Andover Townsman, Andover, MA

March 28, 2011

Andover Stories: A man born to do

Andover Stories
Tom Adams Andover Historical Society

Much has been written about the life of J. Everett Collins. Perhaps Everett summed up best what made him tick. "Help people. Help organizations," he said. "Join, get in, and do." For the 92 years he walked this earth, Collins did just that, he got involved. His gift of music lifted our spirit; his vision helped our town grow.

Born in Andover in 1894, Collins came from humble beginnings. Things we now take for granted were then but the stuff of dreams. In an age so different than today, Collins experienced the family's first bath tub, the moment their home first had gas lighting, and living in a world without cars. He discovered early a passion for sports. An accomplished left-handed hitting catcher, Collins became such a high school star he was later paid a then handsome sum of $10 a game to play for a team in Manchester.

"Back then $10 would buy a good suit," Collins recalled.

While he never lost his love of sports, it was music that captured his soul. At age 12, he was the boy soloist at Christ Church. Following three years of intensive voice training, Everett sang as a soloist at churches in Boston and Brookline, eventually becoming choir director at South Church and later at Calvary Church in Lawrence, a position he held for 50 years. He not only led choirs, he organized them, too. In 1926, Collins organized the Andover Male Choir. It was soon judged to be the finest in New England. He organized the Andover Choral Society with whom, beginning in 1929, he performed Handel's Messiah, delighting Andover audiences each Christmas season for 55 years.

"Mr. Music," as Collins became known, once said that his greatest joy was getting people to sing. He brought that joy to the youth of Andover, shaping the music programs at Andover High School and West Middle School. In 1963, he began over two decades of work guiding the Andover schools as its choral consultant. Everett ignited the love of music in literally thousands of students who lovingly referred him as their "Uncle John." His half-century gift of music was recognized in 1983 with the dedication of the J. Everett Collins Center for the Performing Arts at Andover High School. The center continues to provide our community with a world-class venue.

Collins' life embraced far more than music.
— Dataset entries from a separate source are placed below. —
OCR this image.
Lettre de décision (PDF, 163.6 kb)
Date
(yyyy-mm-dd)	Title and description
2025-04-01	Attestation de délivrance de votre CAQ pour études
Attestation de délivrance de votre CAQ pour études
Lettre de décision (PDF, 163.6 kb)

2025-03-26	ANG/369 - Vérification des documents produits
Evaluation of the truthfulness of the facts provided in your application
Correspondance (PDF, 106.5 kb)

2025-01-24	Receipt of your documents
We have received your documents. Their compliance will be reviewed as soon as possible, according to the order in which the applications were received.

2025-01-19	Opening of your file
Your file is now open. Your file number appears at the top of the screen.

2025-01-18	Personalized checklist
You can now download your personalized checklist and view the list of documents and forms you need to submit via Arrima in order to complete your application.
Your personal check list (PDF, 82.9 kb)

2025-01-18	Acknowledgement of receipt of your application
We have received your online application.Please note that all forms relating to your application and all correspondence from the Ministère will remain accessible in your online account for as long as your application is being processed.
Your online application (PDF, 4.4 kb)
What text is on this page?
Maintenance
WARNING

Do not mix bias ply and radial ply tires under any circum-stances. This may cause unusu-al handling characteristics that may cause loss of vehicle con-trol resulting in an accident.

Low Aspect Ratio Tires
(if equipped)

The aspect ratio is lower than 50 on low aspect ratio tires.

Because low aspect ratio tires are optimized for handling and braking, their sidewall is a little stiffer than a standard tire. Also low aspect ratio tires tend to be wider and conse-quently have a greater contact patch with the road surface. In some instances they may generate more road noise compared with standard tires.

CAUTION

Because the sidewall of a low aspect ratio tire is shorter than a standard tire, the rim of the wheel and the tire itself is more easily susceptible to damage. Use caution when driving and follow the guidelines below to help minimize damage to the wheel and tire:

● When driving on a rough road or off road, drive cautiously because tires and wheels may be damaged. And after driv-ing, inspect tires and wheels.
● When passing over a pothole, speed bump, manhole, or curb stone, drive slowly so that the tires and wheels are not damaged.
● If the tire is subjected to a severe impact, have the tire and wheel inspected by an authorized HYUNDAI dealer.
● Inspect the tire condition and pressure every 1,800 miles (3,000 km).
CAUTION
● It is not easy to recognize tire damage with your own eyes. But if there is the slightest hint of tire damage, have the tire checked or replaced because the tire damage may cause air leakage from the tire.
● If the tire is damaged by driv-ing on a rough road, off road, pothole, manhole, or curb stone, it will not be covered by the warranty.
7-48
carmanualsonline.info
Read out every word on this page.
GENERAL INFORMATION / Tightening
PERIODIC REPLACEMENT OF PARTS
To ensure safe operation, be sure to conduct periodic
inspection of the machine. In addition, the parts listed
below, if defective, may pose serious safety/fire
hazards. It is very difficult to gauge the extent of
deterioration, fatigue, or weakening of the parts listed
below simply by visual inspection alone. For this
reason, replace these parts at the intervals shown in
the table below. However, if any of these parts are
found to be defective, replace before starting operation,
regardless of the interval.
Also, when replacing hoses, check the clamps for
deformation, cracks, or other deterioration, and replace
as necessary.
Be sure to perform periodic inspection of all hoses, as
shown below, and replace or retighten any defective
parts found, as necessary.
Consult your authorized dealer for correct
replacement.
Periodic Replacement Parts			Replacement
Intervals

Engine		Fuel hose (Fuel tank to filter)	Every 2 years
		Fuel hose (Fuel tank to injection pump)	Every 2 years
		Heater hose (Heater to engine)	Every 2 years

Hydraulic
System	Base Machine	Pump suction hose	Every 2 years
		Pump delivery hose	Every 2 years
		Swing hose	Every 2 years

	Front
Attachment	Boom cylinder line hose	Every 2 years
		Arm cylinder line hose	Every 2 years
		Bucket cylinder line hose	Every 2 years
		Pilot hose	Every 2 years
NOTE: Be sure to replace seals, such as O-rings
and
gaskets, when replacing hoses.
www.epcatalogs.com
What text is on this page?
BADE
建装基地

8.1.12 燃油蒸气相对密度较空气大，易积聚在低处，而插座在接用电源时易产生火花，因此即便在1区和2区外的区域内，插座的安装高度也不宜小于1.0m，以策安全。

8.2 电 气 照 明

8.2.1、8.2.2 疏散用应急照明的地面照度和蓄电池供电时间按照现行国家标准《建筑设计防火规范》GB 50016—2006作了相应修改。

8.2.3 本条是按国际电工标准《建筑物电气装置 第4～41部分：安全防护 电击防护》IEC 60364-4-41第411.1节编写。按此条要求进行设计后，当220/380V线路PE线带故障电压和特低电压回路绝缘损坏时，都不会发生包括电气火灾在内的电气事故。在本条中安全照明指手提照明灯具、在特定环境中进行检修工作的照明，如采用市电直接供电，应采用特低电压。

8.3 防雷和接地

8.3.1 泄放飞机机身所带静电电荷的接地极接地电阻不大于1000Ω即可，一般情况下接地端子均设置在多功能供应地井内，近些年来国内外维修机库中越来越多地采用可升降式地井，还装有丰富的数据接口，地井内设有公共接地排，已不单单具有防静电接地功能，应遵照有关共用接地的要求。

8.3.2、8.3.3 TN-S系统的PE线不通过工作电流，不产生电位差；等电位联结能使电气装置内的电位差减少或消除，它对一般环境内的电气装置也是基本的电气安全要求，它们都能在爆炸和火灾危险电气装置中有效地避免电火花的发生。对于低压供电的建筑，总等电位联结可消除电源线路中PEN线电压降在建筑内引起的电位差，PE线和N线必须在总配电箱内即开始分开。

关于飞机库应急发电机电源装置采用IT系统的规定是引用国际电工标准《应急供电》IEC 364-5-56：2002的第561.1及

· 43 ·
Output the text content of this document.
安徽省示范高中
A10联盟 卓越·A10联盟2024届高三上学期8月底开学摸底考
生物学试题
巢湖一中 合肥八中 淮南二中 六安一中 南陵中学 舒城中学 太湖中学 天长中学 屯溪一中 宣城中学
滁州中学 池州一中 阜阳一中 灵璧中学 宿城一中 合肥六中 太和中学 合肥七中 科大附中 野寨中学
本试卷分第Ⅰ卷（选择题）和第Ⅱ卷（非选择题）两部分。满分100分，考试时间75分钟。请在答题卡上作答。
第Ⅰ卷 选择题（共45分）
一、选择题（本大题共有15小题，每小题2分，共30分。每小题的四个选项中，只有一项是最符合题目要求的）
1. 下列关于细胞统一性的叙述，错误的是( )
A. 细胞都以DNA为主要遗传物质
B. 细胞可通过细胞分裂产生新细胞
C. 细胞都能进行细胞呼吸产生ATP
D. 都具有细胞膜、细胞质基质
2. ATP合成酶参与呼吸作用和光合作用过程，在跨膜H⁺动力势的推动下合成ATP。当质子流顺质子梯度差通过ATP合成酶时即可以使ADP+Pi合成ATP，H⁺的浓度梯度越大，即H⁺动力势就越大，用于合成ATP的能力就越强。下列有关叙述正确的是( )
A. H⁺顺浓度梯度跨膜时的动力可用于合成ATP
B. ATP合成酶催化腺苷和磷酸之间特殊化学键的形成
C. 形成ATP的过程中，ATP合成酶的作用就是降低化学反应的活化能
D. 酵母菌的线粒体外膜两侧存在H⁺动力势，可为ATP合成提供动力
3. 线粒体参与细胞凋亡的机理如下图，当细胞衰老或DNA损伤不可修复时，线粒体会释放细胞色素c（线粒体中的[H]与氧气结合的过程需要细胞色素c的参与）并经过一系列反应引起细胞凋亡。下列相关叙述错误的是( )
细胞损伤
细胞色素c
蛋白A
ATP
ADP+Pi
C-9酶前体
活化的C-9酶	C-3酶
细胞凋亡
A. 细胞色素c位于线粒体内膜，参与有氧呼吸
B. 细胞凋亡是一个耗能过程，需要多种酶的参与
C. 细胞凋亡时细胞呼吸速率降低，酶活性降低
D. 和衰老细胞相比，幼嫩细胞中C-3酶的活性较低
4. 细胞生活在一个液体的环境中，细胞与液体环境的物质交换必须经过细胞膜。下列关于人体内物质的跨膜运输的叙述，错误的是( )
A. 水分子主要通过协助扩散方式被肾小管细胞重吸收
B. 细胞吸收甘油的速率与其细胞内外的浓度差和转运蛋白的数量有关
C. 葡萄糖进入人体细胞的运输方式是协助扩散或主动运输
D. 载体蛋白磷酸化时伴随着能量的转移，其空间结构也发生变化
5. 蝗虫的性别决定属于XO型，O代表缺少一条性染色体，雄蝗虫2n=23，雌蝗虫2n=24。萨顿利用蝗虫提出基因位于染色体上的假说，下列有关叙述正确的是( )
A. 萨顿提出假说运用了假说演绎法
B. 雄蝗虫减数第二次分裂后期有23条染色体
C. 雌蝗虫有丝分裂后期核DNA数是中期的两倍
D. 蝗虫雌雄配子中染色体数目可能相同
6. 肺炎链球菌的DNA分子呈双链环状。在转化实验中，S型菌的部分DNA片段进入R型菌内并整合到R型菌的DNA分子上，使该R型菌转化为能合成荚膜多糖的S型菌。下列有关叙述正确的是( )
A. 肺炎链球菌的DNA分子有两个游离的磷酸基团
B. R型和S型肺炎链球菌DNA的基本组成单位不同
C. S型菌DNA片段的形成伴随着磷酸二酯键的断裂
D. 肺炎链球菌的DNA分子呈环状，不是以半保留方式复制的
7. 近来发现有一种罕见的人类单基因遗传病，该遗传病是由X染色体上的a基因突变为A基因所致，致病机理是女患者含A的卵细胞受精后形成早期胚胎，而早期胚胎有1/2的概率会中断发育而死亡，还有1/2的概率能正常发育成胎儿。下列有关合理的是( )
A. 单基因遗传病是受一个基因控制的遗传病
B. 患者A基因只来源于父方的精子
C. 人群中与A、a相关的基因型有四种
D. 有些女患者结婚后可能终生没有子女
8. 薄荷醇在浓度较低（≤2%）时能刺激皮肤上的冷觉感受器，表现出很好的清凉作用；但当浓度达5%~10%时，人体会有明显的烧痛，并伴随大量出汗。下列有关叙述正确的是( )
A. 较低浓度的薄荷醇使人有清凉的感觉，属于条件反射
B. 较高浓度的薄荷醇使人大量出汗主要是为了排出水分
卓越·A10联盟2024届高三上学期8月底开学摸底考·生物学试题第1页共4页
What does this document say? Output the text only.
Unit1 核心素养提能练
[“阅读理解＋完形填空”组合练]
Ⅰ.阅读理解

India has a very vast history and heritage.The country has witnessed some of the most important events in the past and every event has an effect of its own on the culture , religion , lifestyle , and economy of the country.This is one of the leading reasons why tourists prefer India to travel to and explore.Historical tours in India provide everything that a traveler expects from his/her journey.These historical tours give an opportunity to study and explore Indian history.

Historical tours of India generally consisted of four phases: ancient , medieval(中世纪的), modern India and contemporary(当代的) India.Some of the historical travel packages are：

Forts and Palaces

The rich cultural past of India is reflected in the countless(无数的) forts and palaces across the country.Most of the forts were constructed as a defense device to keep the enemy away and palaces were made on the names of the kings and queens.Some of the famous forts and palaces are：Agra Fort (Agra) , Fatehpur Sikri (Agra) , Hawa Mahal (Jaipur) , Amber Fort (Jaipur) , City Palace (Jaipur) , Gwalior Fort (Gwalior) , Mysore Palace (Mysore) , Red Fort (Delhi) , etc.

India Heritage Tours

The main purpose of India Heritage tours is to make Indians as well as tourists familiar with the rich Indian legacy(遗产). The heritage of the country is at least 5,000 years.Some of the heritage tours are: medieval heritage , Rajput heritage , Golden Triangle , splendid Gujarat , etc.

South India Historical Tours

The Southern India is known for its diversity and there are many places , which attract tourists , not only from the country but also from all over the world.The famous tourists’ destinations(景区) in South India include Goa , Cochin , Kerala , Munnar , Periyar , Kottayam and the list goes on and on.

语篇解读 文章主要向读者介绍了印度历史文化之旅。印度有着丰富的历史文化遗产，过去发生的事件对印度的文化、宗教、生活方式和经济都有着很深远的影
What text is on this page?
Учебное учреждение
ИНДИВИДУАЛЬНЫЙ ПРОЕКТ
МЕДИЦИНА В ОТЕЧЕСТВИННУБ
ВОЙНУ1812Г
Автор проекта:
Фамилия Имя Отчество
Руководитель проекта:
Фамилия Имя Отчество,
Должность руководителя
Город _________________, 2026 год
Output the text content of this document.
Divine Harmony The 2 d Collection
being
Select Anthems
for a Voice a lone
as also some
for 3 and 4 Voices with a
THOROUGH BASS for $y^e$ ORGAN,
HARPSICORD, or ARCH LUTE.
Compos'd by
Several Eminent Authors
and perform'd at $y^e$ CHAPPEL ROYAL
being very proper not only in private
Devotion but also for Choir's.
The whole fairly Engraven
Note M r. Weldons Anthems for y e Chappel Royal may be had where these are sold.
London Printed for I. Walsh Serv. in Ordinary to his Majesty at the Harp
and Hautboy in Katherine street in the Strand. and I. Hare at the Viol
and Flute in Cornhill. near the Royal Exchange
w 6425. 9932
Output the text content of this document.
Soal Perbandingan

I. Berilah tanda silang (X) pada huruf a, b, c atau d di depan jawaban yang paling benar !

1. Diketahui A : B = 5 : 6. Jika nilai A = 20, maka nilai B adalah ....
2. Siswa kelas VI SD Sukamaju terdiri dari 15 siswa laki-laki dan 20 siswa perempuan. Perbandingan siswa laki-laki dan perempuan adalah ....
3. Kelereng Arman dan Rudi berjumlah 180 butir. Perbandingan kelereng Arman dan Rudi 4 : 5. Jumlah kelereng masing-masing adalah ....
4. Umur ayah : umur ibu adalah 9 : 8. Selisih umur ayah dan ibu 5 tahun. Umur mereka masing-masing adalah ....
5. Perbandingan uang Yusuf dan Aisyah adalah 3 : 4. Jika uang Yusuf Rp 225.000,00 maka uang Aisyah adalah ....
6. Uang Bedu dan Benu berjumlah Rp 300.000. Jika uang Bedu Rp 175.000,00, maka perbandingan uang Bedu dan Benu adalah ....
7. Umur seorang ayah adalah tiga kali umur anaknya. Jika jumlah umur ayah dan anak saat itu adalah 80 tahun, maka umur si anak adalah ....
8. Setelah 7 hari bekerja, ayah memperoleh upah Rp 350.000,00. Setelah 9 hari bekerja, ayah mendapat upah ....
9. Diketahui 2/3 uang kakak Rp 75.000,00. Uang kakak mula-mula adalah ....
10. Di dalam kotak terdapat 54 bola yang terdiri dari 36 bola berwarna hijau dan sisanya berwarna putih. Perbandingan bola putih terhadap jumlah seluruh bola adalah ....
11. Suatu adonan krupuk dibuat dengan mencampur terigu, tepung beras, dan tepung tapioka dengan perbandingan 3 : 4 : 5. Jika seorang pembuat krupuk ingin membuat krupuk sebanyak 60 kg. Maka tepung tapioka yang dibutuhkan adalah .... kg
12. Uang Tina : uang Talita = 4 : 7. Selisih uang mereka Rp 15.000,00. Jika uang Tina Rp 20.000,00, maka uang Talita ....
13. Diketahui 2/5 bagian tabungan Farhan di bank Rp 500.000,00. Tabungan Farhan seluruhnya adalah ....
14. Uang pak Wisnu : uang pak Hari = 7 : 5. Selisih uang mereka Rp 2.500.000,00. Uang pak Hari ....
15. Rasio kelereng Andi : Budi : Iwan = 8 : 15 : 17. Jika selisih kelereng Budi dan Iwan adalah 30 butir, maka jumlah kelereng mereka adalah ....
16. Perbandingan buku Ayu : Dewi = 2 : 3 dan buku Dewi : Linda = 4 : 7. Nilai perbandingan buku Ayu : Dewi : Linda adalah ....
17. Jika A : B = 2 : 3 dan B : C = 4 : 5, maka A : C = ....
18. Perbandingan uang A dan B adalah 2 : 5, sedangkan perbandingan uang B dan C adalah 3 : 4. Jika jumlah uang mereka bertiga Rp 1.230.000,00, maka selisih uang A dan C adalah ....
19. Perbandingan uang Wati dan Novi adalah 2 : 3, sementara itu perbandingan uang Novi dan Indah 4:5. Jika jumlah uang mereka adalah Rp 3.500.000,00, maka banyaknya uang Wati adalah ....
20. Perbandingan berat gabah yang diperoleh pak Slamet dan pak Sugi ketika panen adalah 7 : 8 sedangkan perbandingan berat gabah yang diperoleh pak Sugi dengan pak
He married his high school sweetheart, Elizabeth Abbott, and raised four sons here in Andover. He had a long, successful career in the insurance industry, yet found the time to get involved in the community. For six years, Collins was a member of the Andover School Committee and the town assessor. He was a selectman for 20-years and a state representative for 13 years more. He was appointed to the board of review with the State Division of Employment Security, later serving as board president. He served our nation in World War I. He got involved early in life and never stopped.

In our age of sound bites and heroes with feet of clay, J. Everett Collins stands out resilient and true. A few days before a Boston Pops concert opened the performance center bearing his name, Mr. Music reflected that "I have tried to do things that are good. I have tried through my life to make people happy, to get a joy out of life. God knows I have."

In the time he was with us, our town experienced the magic of J. Everett Collins. We shared not only his joy but the glow that his zeal for life sparked within us.

"Andover Stories" is a weekly column about interesting local people and events, told in anticipation of the Andover Historical Society's 100 anniversary in 2011.